Schon im 19. Jahrhundert träumten Berliner Großbürger vom zentrumsnahen Wohnen im Grünen. Verwirklicht wurde dieser Traum in der Villenkolonie Lichterfelde West in Steglitz, die wie eine beschauliche Insel im Meer der hektischen Großstadt liegt. Ein Spaziergang durch das Viertel führt entlang toskanischer Landhäuser, wuchtiger Gebäude mit mittelalterlichen Spitzbögen und Ziehbrücken und Villen, die sich mit Spitzgiebeln und Türmchen zieren. Schon damals sorgte eine Stadtbahn für den schnellen und bequemen Anschluss ans Zentrum.
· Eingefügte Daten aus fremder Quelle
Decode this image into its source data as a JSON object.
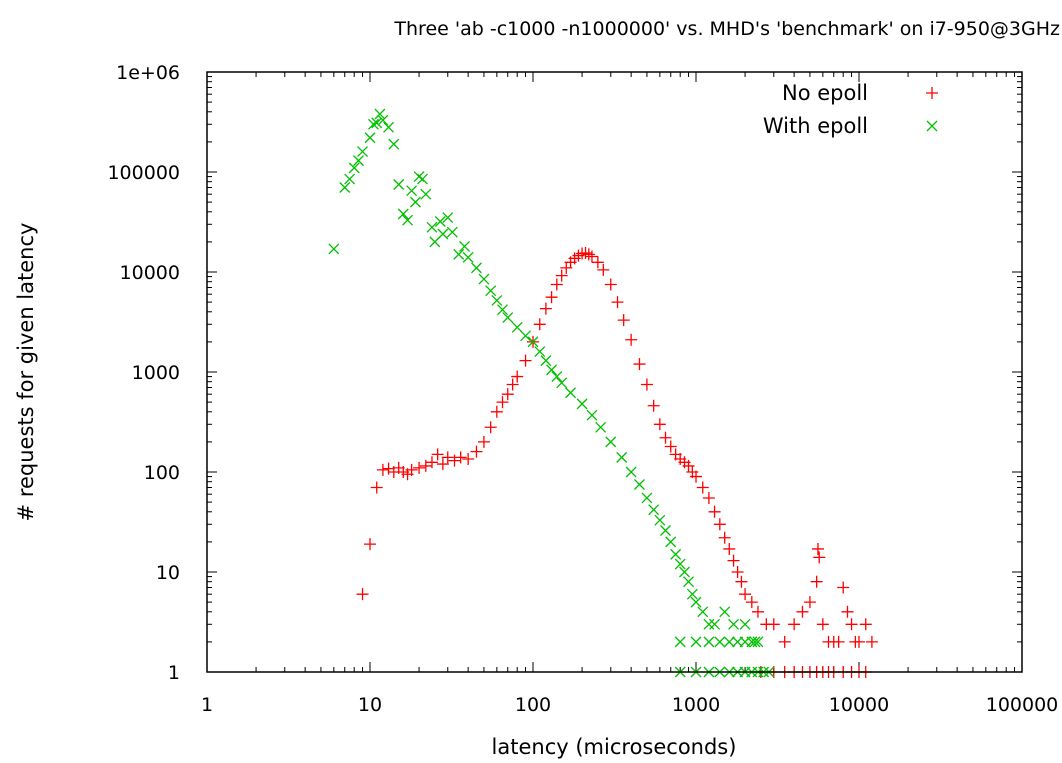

Der passende Startpunkt für einen Rundgang durchs Viertel ist der S-Bahnhof Lichterfelde West. Vorbei an dem farbenfrohen, mit religiösen Motiven bemalten Emisch-Haus und der Villa Holzhüter im toskanischen Villenstil gelangt man in die Kommandantenstraße mit ihren zahlreichen prachtvollen Villen. An der Ecke Friedrichstraße fällt dem Spaziergänger das Rother-Stift aus rotem Backstein ins Auge. Für die Villensiedlung gab es architektonische Vorgaben, die dem Geschmack der wilhelminischen Zeit entsprechend Motive aus früheren Epochen aufnahmen und miteinander mischten. So kann man im Weddigenweg und der Paulinenstraße Villen im burgenartigen Tudor-Stil mit nachgeahmten Zugbrücken, Zinnen und Türmen bestaunen.
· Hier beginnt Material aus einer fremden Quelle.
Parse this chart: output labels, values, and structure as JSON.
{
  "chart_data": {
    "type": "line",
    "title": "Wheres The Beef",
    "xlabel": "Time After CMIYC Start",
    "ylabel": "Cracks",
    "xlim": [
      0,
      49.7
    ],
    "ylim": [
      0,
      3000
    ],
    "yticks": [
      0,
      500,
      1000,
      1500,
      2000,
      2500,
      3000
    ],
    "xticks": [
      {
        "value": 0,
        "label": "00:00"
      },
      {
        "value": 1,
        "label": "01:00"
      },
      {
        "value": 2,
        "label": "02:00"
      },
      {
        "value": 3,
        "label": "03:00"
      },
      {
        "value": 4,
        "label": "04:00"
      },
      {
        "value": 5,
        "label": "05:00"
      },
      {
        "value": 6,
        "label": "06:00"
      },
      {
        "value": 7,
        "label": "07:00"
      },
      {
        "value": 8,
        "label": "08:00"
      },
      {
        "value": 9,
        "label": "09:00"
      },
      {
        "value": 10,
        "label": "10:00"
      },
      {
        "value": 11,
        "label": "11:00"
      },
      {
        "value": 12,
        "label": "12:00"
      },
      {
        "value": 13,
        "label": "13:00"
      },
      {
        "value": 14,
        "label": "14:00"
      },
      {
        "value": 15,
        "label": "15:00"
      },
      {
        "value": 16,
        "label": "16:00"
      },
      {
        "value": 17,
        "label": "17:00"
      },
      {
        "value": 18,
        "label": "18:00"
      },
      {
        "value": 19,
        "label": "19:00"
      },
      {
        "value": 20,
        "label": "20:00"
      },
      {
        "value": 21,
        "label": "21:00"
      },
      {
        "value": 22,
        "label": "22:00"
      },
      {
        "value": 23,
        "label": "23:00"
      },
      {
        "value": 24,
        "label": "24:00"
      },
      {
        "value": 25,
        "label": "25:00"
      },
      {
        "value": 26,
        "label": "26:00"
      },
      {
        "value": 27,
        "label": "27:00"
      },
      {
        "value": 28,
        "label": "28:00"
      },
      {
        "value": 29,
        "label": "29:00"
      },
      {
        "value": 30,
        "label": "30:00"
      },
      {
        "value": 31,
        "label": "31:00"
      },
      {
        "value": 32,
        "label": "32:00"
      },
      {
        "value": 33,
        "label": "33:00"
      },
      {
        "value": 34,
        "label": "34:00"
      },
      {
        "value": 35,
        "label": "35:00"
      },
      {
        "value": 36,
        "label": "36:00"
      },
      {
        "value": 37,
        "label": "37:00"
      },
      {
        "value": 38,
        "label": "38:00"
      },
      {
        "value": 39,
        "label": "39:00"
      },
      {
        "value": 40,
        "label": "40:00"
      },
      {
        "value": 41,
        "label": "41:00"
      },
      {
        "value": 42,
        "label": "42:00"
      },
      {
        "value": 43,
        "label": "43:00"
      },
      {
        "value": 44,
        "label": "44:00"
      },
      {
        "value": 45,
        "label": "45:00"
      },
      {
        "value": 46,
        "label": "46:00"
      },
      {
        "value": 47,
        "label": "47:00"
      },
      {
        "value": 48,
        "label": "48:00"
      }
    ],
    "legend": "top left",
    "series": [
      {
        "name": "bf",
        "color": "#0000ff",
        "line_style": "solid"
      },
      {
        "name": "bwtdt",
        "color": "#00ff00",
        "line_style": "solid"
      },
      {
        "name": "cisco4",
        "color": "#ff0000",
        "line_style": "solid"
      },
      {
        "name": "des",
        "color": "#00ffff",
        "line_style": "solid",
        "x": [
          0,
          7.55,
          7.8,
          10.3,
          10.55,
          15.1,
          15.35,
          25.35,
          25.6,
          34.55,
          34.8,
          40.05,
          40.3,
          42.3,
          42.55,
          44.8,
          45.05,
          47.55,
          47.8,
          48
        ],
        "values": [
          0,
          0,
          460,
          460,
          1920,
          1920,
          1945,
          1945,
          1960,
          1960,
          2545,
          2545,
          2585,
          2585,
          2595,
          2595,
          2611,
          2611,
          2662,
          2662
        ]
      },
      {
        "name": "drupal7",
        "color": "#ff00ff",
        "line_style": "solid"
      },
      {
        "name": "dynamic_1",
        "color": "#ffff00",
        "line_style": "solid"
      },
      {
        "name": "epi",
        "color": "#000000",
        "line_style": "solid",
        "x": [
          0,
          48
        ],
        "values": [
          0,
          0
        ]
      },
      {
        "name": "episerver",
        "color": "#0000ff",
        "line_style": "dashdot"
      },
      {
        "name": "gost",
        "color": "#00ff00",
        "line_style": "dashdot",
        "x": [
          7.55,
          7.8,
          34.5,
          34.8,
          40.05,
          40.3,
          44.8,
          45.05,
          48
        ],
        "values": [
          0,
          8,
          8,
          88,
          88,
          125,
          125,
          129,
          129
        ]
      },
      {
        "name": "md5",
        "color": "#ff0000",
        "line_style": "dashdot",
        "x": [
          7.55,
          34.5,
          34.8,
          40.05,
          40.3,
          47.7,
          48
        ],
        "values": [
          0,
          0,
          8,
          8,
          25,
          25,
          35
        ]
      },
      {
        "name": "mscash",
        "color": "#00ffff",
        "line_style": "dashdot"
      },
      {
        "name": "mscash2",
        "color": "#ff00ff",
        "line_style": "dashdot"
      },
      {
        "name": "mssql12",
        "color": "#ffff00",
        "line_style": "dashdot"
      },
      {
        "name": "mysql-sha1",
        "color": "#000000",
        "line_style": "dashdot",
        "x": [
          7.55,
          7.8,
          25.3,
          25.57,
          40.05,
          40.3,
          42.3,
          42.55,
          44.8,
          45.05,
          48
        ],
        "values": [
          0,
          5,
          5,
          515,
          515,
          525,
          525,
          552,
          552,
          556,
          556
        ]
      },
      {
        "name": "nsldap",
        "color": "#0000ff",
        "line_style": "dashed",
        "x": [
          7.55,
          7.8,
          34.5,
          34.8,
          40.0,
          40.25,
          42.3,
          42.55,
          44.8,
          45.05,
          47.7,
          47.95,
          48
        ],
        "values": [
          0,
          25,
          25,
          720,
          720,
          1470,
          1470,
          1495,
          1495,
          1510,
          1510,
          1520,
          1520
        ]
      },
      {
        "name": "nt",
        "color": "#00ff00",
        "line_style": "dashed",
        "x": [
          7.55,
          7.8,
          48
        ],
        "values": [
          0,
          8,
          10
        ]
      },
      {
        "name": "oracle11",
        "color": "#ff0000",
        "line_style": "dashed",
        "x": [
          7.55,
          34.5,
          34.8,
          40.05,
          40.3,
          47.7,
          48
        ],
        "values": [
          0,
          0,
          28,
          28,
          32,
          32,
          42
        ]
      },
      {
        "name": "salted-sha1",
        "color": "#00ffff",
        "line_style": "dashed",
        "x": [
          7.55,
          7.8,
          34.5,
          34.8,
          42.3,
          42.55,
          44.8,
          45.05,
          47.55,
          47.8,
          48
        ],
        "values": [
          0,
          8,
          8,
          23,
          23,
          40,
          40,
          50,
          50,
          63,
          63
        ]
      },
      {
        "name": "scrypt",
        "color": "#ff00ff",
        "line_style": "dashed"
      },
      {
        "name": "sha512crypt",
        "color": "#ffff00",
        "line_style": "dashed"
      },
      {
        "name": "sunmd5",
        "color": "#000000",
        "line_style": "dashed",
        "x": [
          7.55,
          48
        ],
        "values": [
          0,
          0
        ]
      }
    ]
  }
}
Auch der Kadettenweg, der zum S-Bahnhof Lichterfelde West zurückführt, ist gesäumt von eleganten Villen und Landhäusern, die diesem Viertel sein unverwechselbares Gesicht geben.

Insider-Tipp für Steglitz-Zehlendorf

Liebermann-Villa: Das Sommerhaus Max Liebermanns und sein Garten am Wannsee. Nach der denkmalgerechten Wiederherstellung wurde das Haus 2006 als Museum für das Publikum geöffnet. Auf der Terrasse des Hauses kann man den Blick über Garten und See schweifen lassen und bei Köstlichkeiten aus dem Café Max die spezielle Atmosphäre von Max Liebermanns „Schloss am See“ genießen.